Consider this example:
use std::sync::atomic::{AtomicI32, Ordering};
use std::thread;
fn main() {
let epoch = AtomicI32::new(0);
let value = AtomicI32::new(1);
thread::scope(|s| {
s.spawn(|| {
epoch.store(1, Ordering::SeqCst); // #1
let _val = value.load(Ordering::SeqCst); // #2
});
s.spawn(|| {
let _prev = value.swap(2, Ordering::SeqCst); // #3
let _ep = epoch.load(Ordering::SeqCst); // #4
});
});
}
In this example, if #2 reads 1, then #4 must read #1, because it's guaranteed by the single total order #1 < #2 < #3 < #4. For other cases, #4 can either read the initial value or #1, they correspond to a valid single total order, for example, #3 < #4 < #1 < #2, or #3 < #1 < #2 < #4(or, #3 < #1 < #4 < #2), respectively.
If we change the example to the following:
use std::sync::atomic::{AtomicI32, Ordering};
use std::thread;
fn main() {
let epoch = AtomicI32::new(0);
let value = AtomicI32::new(1);
thread::scope(|s| {
s.spawn(|| {
epoch.store(1, Ordering::Relaxed); // #1
let _prev = value.fetch_add(0, Ordering::AcqRel); // #2
});
s.spawn(|| {
let _prev = value.swap(2, Ordering::AcqRel); // #3
let _ep = epoch.load(Ordering::Relaxed); // #4
});
});
}
In this example, if #2 reads 1, according to [atomics.order] p10
Atomic read-modify-write operations shall always read the last value (in the modification order) written before the write associated with the read-modify-write operation.
#3 must follow #2 in the modification order of value.
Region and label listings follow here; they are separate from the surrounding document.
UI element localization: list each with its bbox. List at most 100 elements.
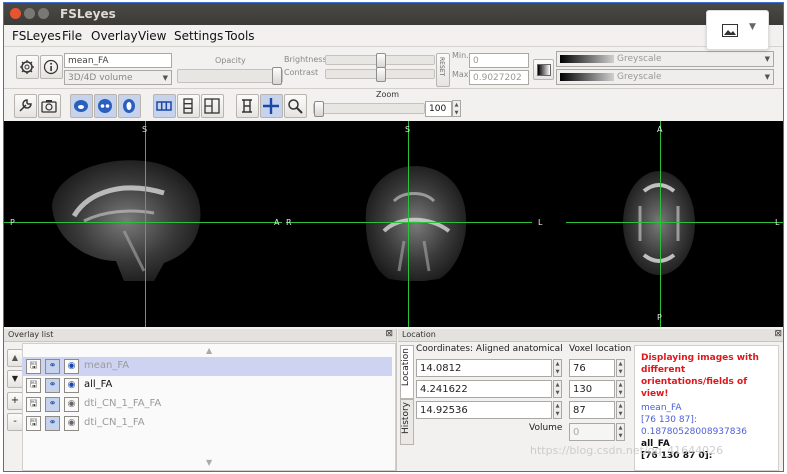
toggle-cursor-button[interactable]	[260, 94, 283, 118]
menu-tools[interactable]: Tools	[225, 29, 255, 43]
tab-location-label: Location	[401, 348, 411, 387]
menu-settings[interactable]: Settings	[174, 29, 223, 43]
brightness-slider-handle[interactable]	[376, 53, 386, 68]
tab-location[interactable]: Location	[400, 345, 414, 399]
overlay-list-item[interactable]: 🖫 ⚭ ◉ dti_CN_1_FA	[22, 414, 392, 433]
zoom-slider[interactable]	[313, 101, 425, 117]
contrast-slider[interactable]	[325, 67, 435, 82]
close-icon[interactable]: ⊠	[774, 329, 782, 339]
voxel-y-input[interactable]: 130	[569, 380, 615, 398]
close-window-button[interactable]	[10, 8, 21, 19]
axial-view-icon	[123, 99, 135, 113]
screenshot-button[interactable]	[38, 94, 61, 118]
coord-y-input[interactable]: 4.241622	[416, 380, 552, 398]
opacity-slider[interactable]	[177, 67, 283, 85]
menu-overlay[interactable]: Overlay	[91, 29, 138, 43]
eye-visibility-icon[interactable]: ◉	[64, 397, 79, 412]
voxel-x-spin[interactable]: ▲ ▼	[616, 359, 625, 377]
coronal-crosshair-horizontal	[286, 222, 532, 223]
add-overlay-button[interactable]: +	[7, 392, 23, 410]
max-input[interactable]: 0.9027202	[469, 70, 529, 85]
zoom-slider-handle[interactable]	[314, 101, 324, 117]
remove-overlay-button[interactable]: -	[7, 413, 23, 431]
overlay-name: dti_CN_1_FA_FA	[84, 398, 162, 409]
menu-file[interactable]: File	[62, 29, 82, 43]
sagittal-left-label: P	[10, 218, 15, 227]
reset-button[interactable]: RESET	[436, 53, 450, 87]
zoom-spin-buttons[interactable]: ▲ ▼	[452, 100, 461, 117]
colourmap-select-1[interactable]: Greyscale ▼	[556, 51, 774, 67]
voxel-y-spin[interactable]: ▲ ▼	[616, 380, 625, 398]
move-overlay-up-button[interactable]: ▲	[7, 349, 23, 367]
coord-z-spin[interactable]: ▲ ▼	[553, 401, 562, 419]
coord-x-input[interactable]: 14.0812	[416, 359, 552, 377]
layout-grid-button[interactable]	[201, 94, 224, 118]
maximize-window-button[interactable]	[38, 8, 49, 19]
scroll-down-icon[interactable]: ▼	[206, 458, 212, 467]
ortho-viewer[interactable]: S P A S R L A P L	[4, 121, 783, 327]
gear-icon	[20, 60, 34, 74]
watermark: https://blog.csdn.net/qq_41644026	[530, 444, 724, 457]
colourmap-select-2[interactable]: Greyscale ▼	[556, 69, 774, 85]
overlay-list-item[interactable]: 🖫 ⚭ ◉ mean_FA	[22, 357, 392, 376]
view-settings-button[interactable]	[14, 94, 37, 118]
overlay-list-item[interactable]: 🖫 ⚭ ◉ dti_CN_1_FA_FA	[22, 395, 392, 414]
save-overlay-icon[interactable]: 🖫	[26, 378, 41, 393]
coronal-left-label: R	[286, 218, 292, 227]
close-icon[interactable]: ⊠	[385, 329, 393, 339]
chevron-down-icon: ▼	[162, 74, 168, 82]
display-settings-button[interactable]	[16, 55, 39, 79]
layout-horizontal-button[interactable]	[153, 94, 176, 118]
volume-type-select[interactable]: 3D/4D volume ▼	[64, 70, 172, 85]
eye-visibility-icon[interactable]: ◉	[64, 416, 79, 431]
link-overlay-icon[interactable]: ⚭	[45, 397, 60, 412]
toggle-labels-button[interactable]	[236, 94, 259, 118]
labels-icon	[242, 99, 252, 113]
location-info-line: [76 130 87]:	[641, 415, 697, 425]
overlay-info-button[interactable]	[40, 55, 63, 79]
voxel-z-spin[interactable]: ▲ ▼	[616, 401, 625, 419]
brain-slices	[52, 160, 695, 281]
save-overlay-icon[interactable]: 🖫	[26, 416, 41, 431]
coord-y-spin[interactable]: ▲ ▼	[553, 380, 562, 398]
toggle-axial-button[interactable]	[118, 94, 141, 118]
axial-slice	[623, 171, 695, 275]
zoom-tool-button[interactable]	[284, 94, 307, 118]
link-overlay-icon[interactable]: ⚭	[45, 359, 60, 374]
axial-top-label: A	[657, 125, 663, 134]
tab-history[interactable]: History	[400, 399, 414, 445]
link-overlay-icon[interactable]: ⚭	[45, 378, 60, 393]
volume-input[interactable]: 0	[569, 423, 615, 441]
voxel-x-input[interactable]: 76	[569, 359, 615, 377]
layout-vertical-button[interactable]	[177, 94, 200, 118]
eye-visibility-icon[interactable]: ◉	[64, 359, 79, 374]
overlay-list-item[interactable]: 🖫 ⚭ ◉ all_FA	[22, 376, 392, 395]
coord-x-spin[interactable]: ▲ ▼	[553, 359, 562, 377]
menu-view[interactable]: View	[138, 29, 166, 43]
coord-z-input[interactable]: 14.92536	[416, 401, 552, 419]
overlay-name-field[interactable]: mean_FA	[64, 53, 172, 68]
minimize-window-button[interactable]	[24, 8, 35, 19]
image-options-button[interactable]: ▼	[706, 10, 769, 50]
menu-fsleyes[interactable]: FSLeyes	[12, 29, 61, 43]
scroll-up-icon[interactable]: ▲	[206, 346, 212, 355]
brightness-slider[interactable]	[325, 53, 435, 68]
coronal-crosshair-vertical	[408, 121, 409, 327]
sagittal-slice	[52, 160, 201, 281]
zoom-input[interactable]: 100	[425, 101, 452, 117]
link-overlay-icon[interactable]: ⚭	[45, 416, 60, 431]
contrast-slider-handle[interactable]	[376, 67, 386, 82]
colourmap-swap-button[interactable]	[533, 59, 554, 80]
toggle-sagittal-button[interactable]	[70, 94, 93, 118]
toggle-coronal-button[interactable]	[94, 94, 117, 118]
eye-visibility-icon[interactable]: ◉	[64, 378, 79, 393]
voxel-z-input[interactable]: 87	[569, 401, 615, 419]
move-overlay-down-button[interactable]: ▼	[7, 370, 23, 388]
opacity-slider-handle[interactable]	[272, 67, 282, 85]
save-overlay-icon[interactable]: 🖫	[26, 359, 41, 374]
volume-spin[interactable]: ▲ ▼	[616, 423, 625, 441]
save-overlay-icon[interactable]: 🖫	[26, 397, 41, 412]
coordinates-header: Coordinates: Aligned anatomical	[416, 344, 563, 354]
min-input[interactable]: 0	[469, 53, 529, 68]
wrench-icon	[19, 99, 32, 112]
Because their memory orders are acq_rel, #2 must happens-before #3, so the visibility of #1 to #4 is now guaranteed by the happens-before. Similarly, for other cases, #4 can either read 0 or #1. IIUC, these two programs are functionally equivalent in observable behaviors.
This first snippet of code is simplified from the EBR algorithm(i.e., Epoch-Based Reclamation). #3 emulates the operation that updates the pointer, the core idea is that, if #2 reads the old pointer value, it must precede #3 in the single total order, so #1 also precedes #4 in the single total order; therefore, #4 must see #1 to check whether the reader's epoch is the current one.
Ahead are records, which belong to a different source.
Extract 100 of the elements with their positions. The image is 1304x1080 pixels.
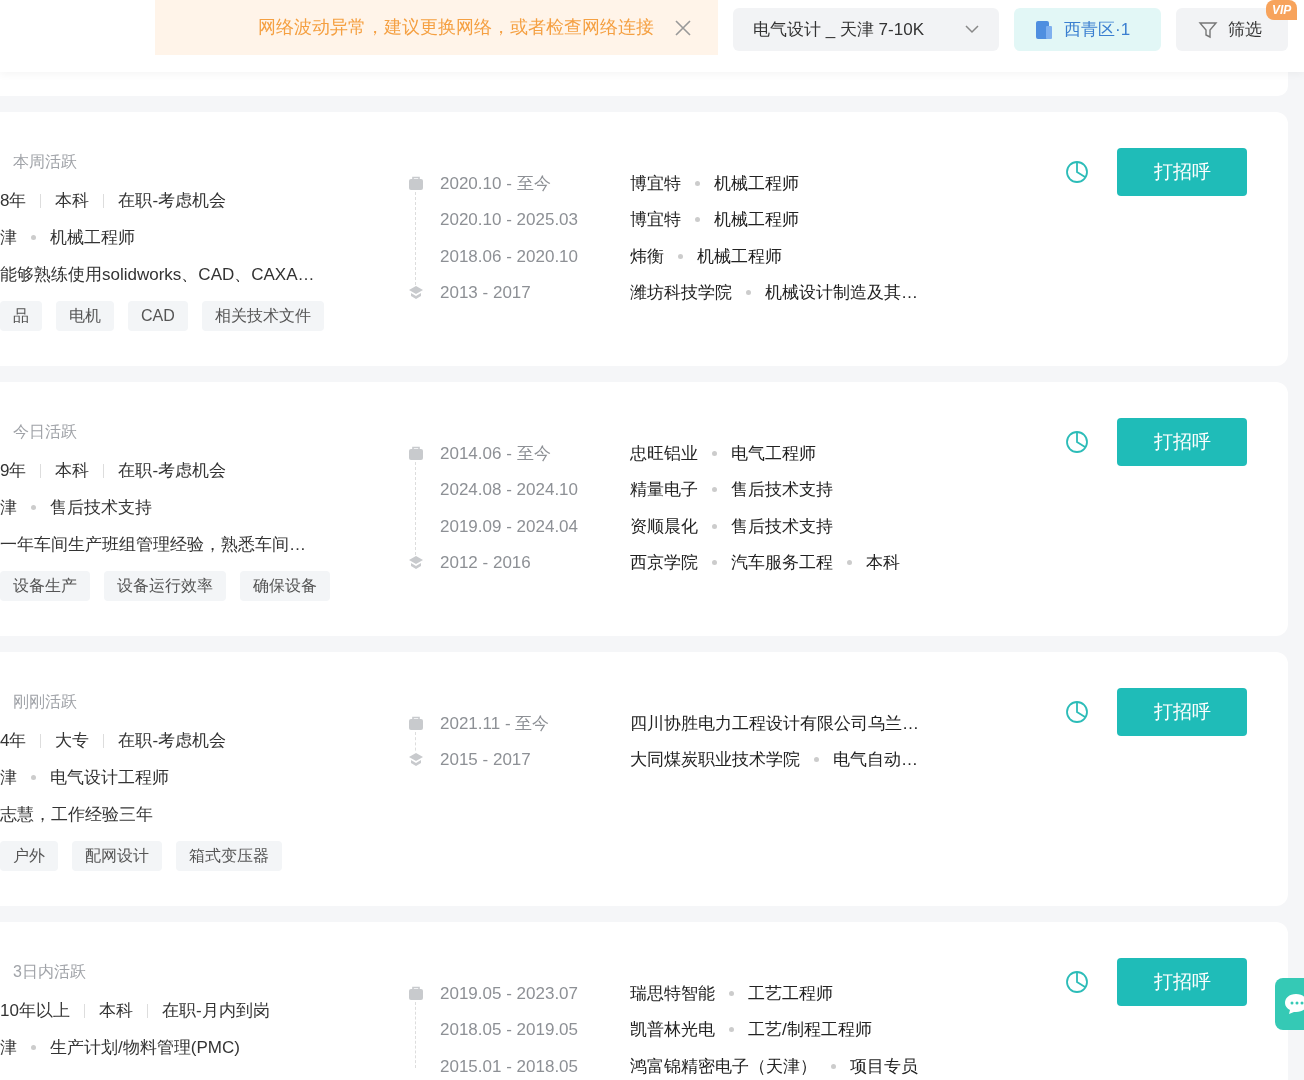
date-range: 2014.06 - 至今 <box>440 442 551 465</box>
chevron-down-icon <box>965 25 979 34</box>
description-text: 能够熟练使用solidworks、CAD、CAXA… <box>0 263 316 286</box>
date-range: 2012 - 2016 <box>440 552 531 574</box>
date-range: 2020.10 - 2025.03 <box>440 209 578 231</box>
briefcase-icon <box>408 715 424 732</box>
education-text: 电气自动… <box>833 749 918 771</box>
candidate-fact: 在职-考虑机会 <box>118 189 227 212</box>
greet-button[interactable]: 打招呼 <box>1117 148 1247 196</box>
pie-chart-icon[interactable] <box>1064 698 1090 725</box>
date-range: 2013 - 2017 <box>440 282 531 304</box>
job-select-value: 电气设计 _ 天津 7-10K <box>753 18 924 41</box>
job-select[interactable]: 电气设计 _ 天津 7-10K <box>733 8 999 51</box>
experience-text: 项目专员 <box>850 1055 918 1078</box>
briefcase-icon <box>408 985 424 1002</box>
position-text: 电气设计工程师 <box>50 766 169 789</box>
date-range: 2015.01 - 2018.05 <box>440 1055 578 1078</box>
position-text: 机械工程师 <box>50 226 135 249</box>
position-text: 生产计划/物料管理(PMC) <box>50 1036 240 1059</box>
experience-text: 工艺工程师 <box>748 982 833 1005</box>
candidate-fact: 10年以上 <box>0 999 70 1022</box>
experience-text: 机械工程师 <box>714 209 799 231</box>
experience-text: 工艺/制程工程师 <box>748 1019 872 1041</box>
skill-tag: 相关技术文件 <box>201 300 324 331</box>
city-text: 津 <box>0 496 17 519</box>
candidate-fact: 8年 <box>0 189 27 212</box>
activity-status: 今日活跃 <box>12 422 78 442</box>
skill-tag: 箱式变压器 <box>176 840 282 871</box>
experience-text: 鸿富锦精密电子（天津） <box>630 1055 817 1078</box>
graduation-cap-icon <box>408 554 424 571</box>
experience-text: 博宜特 <box>630 209 681 231</box>
experience-text: 忠旺铝业 <box>630 442 698 465</box>
date-range: 2018.05 - 2019.05 <box>440 1019 578 1041</box>
greet-button[interactable]: 打招呼 <box>1117 418 1247 466</box>
greet-button[interactable]: 打招呼 <box>1117 688 1247 736</box>
pie-chart-icon[interactable] <box>1064 968 1090 995</box>
city-text: 津 <box>0 1036 17 1059</box>
education-text: 机械设计制造及其… <box>765 282 918 304</box>
briefcase-icon <box>408 175 424 192</box>
education-text: 本科 <box>866 552 900 574</box>
greet-button[interactable]: 打招呼 <box>1117 958 1247 1006</box>
activity-status: 刚刚活跃 <box>12 692 78 712</box>
experience-text: 四川协胜电力工程设计有限公司乌兰… <box>630 712 919 735</box>
education-text: 汽车服务工程 <box>731 552 833 574</box>
pie-chart-icon[interactable] <box>1064 428 1090 455</box>
candidate-fact: 在职-考虑机会 <box>118 459 227 482</box>
building-icon <box>1034 19 1054 40</box>
close-icon[interactable] <box>674 18 692 37</box>
experience-text: 凯普林光电 <box>630 1019 715 1041</box>
candidate-fact: 在职-考虑机会 <box>118 729 227 752</box>
chat-button[interactable] <box>1275 978 1304 1030</box>
skill-tag: 设备运行效率 <box>104 570 226 601</box>
city-text: 津 <box>0 226 17 249</box>
skill-tag: 配网设计 <box>72 840 162 871</box>
experience-text: 电气工程师 <box>731 442 816 465</box>
area-button[interactable]: 西青区·1 <box>1014 8 1161 51</box>
candidate-fact: 在职-月内到岗 <box>161 999 270 1022</box>
date-range: 2018.06 - 2020.10 <box>440 245 578 268</box>
date-range: 2015 - 2017 <box>440 749 531 771</box>
activity-status: 3日内活跃 <box>12 962 87 982</box>
alert-text: 网络波动异常，建议更换网络，或者检查网络连接 <box>258 16 654 39</box>
filter-icon <box>1198 19 1218 40</box>
date-range: 2019.05 - 2023.07 <box>440 982 578 1005</box>
pie-chart-icon[interactable] <box>1064 158 1090 185</box>
skill-tag: 品 <box>0 300 42 331</box>
candidate-fact: 本科 <box>55 189 90 212</box>
skill-tag: CAD <box>128 300 188 331</box>
experience-text: 资顺晨化 <box>630 515 698 538</box>
chat-icon <box>1283 992 1304 1016</box>
skill-tag: 确保设备 <box>240 570 330 601</box>
experience-text: 售后技术支持 <box>731 479 833 501</box>
date-range: 2024.08 - 2024.10 <box>440 479 578 501</box>
experience-text: 精量电子 <box>630 479 698 501</box>
education-text: 西京学院 <box>630 552 698 574</box>
date-range: 2021.11 - 至今 <box>440 712 550 735</box>
candidate-fact: 本科 <box>55 459 90 482</box>
city-text: 津 <box>0 766 17 789</box>
vip-badge: VIP <box>1266 0 1298 20</box>
skill-tag: 户外 <box>0 840 58 871</box>
education-text: 大同煤炭职业技术学院 <box>630 749 800 771</box>
experience-text: 瑞思特智能 <box>630 982 715 1005</box>
date-range: 2020.10 - 至今 <box>440 172 551 195</box>
candidate-fact: 大专 <box>55 729 90 752</box>
experience-text: 售后技术支持 <box>731 515 833 538</box>
experience-text: 机械工程师 <box>697 245 782 268</box>
candidate-fact: 9年 <box>0 459 27 482</box>
experience-text: 炜衡 <box>630 245 664 268</box>
position-text: 售后技术支持 <box>50 496 152 519</box>
education-text: 潍坊科技学院 <box>630 282 732 304</box>
experience-text: 博宜特 <box>630 172 681 195</box>
description-text: 一年车间生产班组管理经验，熟悉车间… <box>0 533 307 556</box>
skill-tag: 电机 <box>56 300 114 331</box>
skill-tag: 设备生产 <box>0 570 90 601</box>
candidate-fact: 4年 <box>0 729 27 752</box>
briefcase-icon <box>408 445 424 462</box>
candidate-fact: 本科 <box>98 999 133 1022</box>
date-range: 2019.09 - 2024.04 <box>440 515 578 538</box>
experience-text: 机械工程师 <box>714 172 799 195</box>
graduation-cap-icon <box>408 284 424 301</box>
activity-status: 本周活跃 <box>12 152 78 172</box>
If we only consider the correctness of implementing the core idea, can I change the memory order seq_cst to acq_rel by changing the corresponding operations to those in the second example? IIUC, they should have the same correctness; merely, the visibility of #1 is guaranteed by the single total order in the first example, and is guaranteed by happens-before in the second example.
A pseudo-implementation of EBR for multiple readers and a single writer is as follows(to simply express the algorithm, the code here is written in C++):
#include <atomic>
#include <vector>
#include <iostream>
struct ThreadState {
std::atomic<bool> active{false};
std::atomic<uint64_t> local_epoch{0};
};
class EBRManager {
std::atomic<uint64_t> global_epoch{0};
ThreadState thread_states[8];
// Bag[0], Bag[1], Bag[2]
std::vector<void*> garbage_bags[3];
public:
void reader_enter(int tid) {
thread_states[tid].active.store(true, std::memory_order_seq_cst);
uint64_t g = global_epoch.load(std::memory_order_seq_cst);
thread_states[tid].local_epoch.store(g, std::memory_order_seq_cst);
}
void reader_exit(int tid) {
thread_states[tid].active.store(false, std::memory_order_seq_cst);
}
void retire(void* old_ptr) {
uint64_t g = global_epoch.load(std::memory_order_relaxed);
garbage_bags[g].push_back(old_ptr);
try_collect();
}
void try_collect() {
uint64_t curr_g = global_epoch.load(std::memory_order_seq_cst);
for (int i = 0; i < 8; ++i) {
if (thread_states[i].active.load(std::memory_order_seq_cst)) {
if (thread_states[i].local_epoch.load(std::memory_order_seq_cst) != curr_g) {
return;
}
}
}
uint64_t next_g = (curr_g + 1) % 3;
uint64_t safe_g = (next_g + 1) % 3;
clear_bag(safe_g);
global_epoch.store(next_g, std::memory_order_seq_cst);
}
void clear_bag(int index) {
for (void* ptr : garbage_bags[index]) {
free(ptr);
}
garbage_bags[index].clear();
}
};
struct Data {
int value;
};
std::atomic<Data*> global_ptr{new Data{100}};
EBRManager ebr;
void writer_thread_update(int new_value) {
Data* newData = new Data{new_value};
Data* oldData = global_ptr.exchange(newData, std::memory_order_seq_cst);
if (oldData != nullptr) {
ebr.retire(oldData);
}
}
void reader_thread(int tid) {
ebr.reader_enter(tid);
Data* p = global_ptr.load(std::memory_order_seq_cst);
ebr.reader_exit(tid);
}
My approach to proof:
As shown in the graph, we don't need to care about what the value of epoch at #1 reads; we can assume that the value is C. Assuming the operation value.fetch_add(0,std::memory_order::acq_rel) at #2 reads the pointer value Px, we also don't need to care about what the writer does before, because the pointer value Px can only potentially be reclaimed after it is swapped out. So, we assume there exists a writer that executes an exchange operation that writes new_pointer and swaps out Px, because of the release sequence, this means, for any reader who reads the pointer value Px at #2 must synchronize with such a operation at #3 that swapped out Px and write new_pointer; therefore, its #1 must be visible to #4 of the writer. This is the core idea why I think fetch_add(0,acq_rel) can hold the same correctness as the first example does.
As shown in the picture, the epoch can at most be advanced once if the stored epoch of all readers reading Px equal G and the writer subsequently reclaims the pointer value saved in garbage[G-1]; anyway, Px was saved in garbage[G], the epoch cannot be advanced until all readers reading Px write false to active. This proof applies to any reader.
Is my understanding right? That said, the fetch_add with AcqRel memory order writing the same value in the reader can guarantee the same correctness as using load with SeqCst memory order in the reader, and all other operations are SeqCst.